Последний раз она ушла от мужа в марте, но Николай часто приезжал к ней и просил вернуться. Она ответила: «С тобой — хоть на край света, но без матери». А он мать бросать не хотел. Утром 24 апреля она села на велосипед и поехала на рынок, но там ни Николая, ни свекрови не встретила, поэтому поехала к ним домой в Котляревку. Подъехав к дому, велосипед оставила в недостроенном доме Шляховых и зашла к свекрови, чтобы поговорить. Разговор, происходивший на кухне, перешел в скандал, а затем в драку. Она схватила свекровь за волосы, ударила головой о пол, та села на пол и стала говорить: «Раз я вам мешаю, то отравлюсь, а потом повешусь». Евгения хлопнула дверьми и уехала домой.

Рассказав об этом, Иванова успокоилась, и я ей предложил изложить эти показания собственноручно. Она согласилась. Пока я не задавал уточняющих вопросов, так как еще не поступило заключение судебномедицинской экспертизы. Был произведен обыск, при котором изъяты носильные вещи Евгении. На них обнаружили пятна крови, совпавшие с группой крови Ивановой Ф. И. Кроме того, были изъяты ее часы, которые остановились в 6 час. 40 мин. По ее словам, они остановились в момент драки.

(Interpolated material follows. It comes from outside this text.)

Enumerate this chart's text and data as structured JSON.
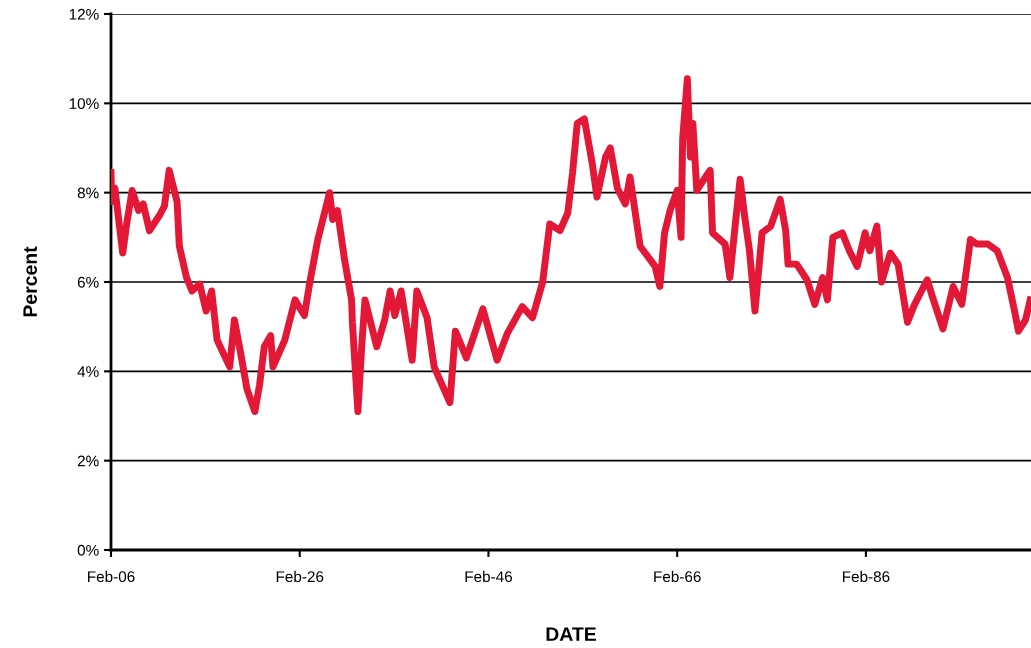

16 мая 1966 г. я получил заключение судебномедицинской экспертизы, из которого усматривалось, что Ивановой было причинено 94 телесных повреждения и что смерть ее могла наступить от механической асфиксии в результате сдавливания шеи руками. Странгуляционная борозда на шее трупа Ивановой образовалась, по-видимому, в агональном состоянии или вскоре после смерти. Экспертиза дала категорическое заключение, что Иванова уксусную эссенцию не пила.

Располагая такими доказательствами, я предъявил Ивановой Е. Д. обвинение по ст. 102 п. «г». Она виновной себя признала полностью и после ознакомления с заключением судебномедицинской экспертизы показала, что во время драки повалила Иванову Ф. И. на кровать и начала ее душить, била ее головой о пол, а когда она потеряла сознание, то облила ее уксусной эссенцией, потом вытащила на веранду и там повесила.

Несмотря на то, что Иванова призналась в совершении убийства, я продолжал работу по сбору доказательств, подтверждавших ее виновность.

Параллельно проверялась и версия о причастности Николая к убийству матери. Однако это не подтвердилось. Наблюдая за обвиняемой, я допускал, что она впоследствии может отказаться от своих показаний. Эти опасения оказались не напрасными. На последующих допросах она стала утверждать, что убийство совершила вдвоем с Николаем, а потом вообще стала отрицать свою причастность к убийству. Однако к этому времени по делу были собраны настолько убедительные доказательства, что ей ничего не оставалось, как правдиво рассказать обо всем случившемся.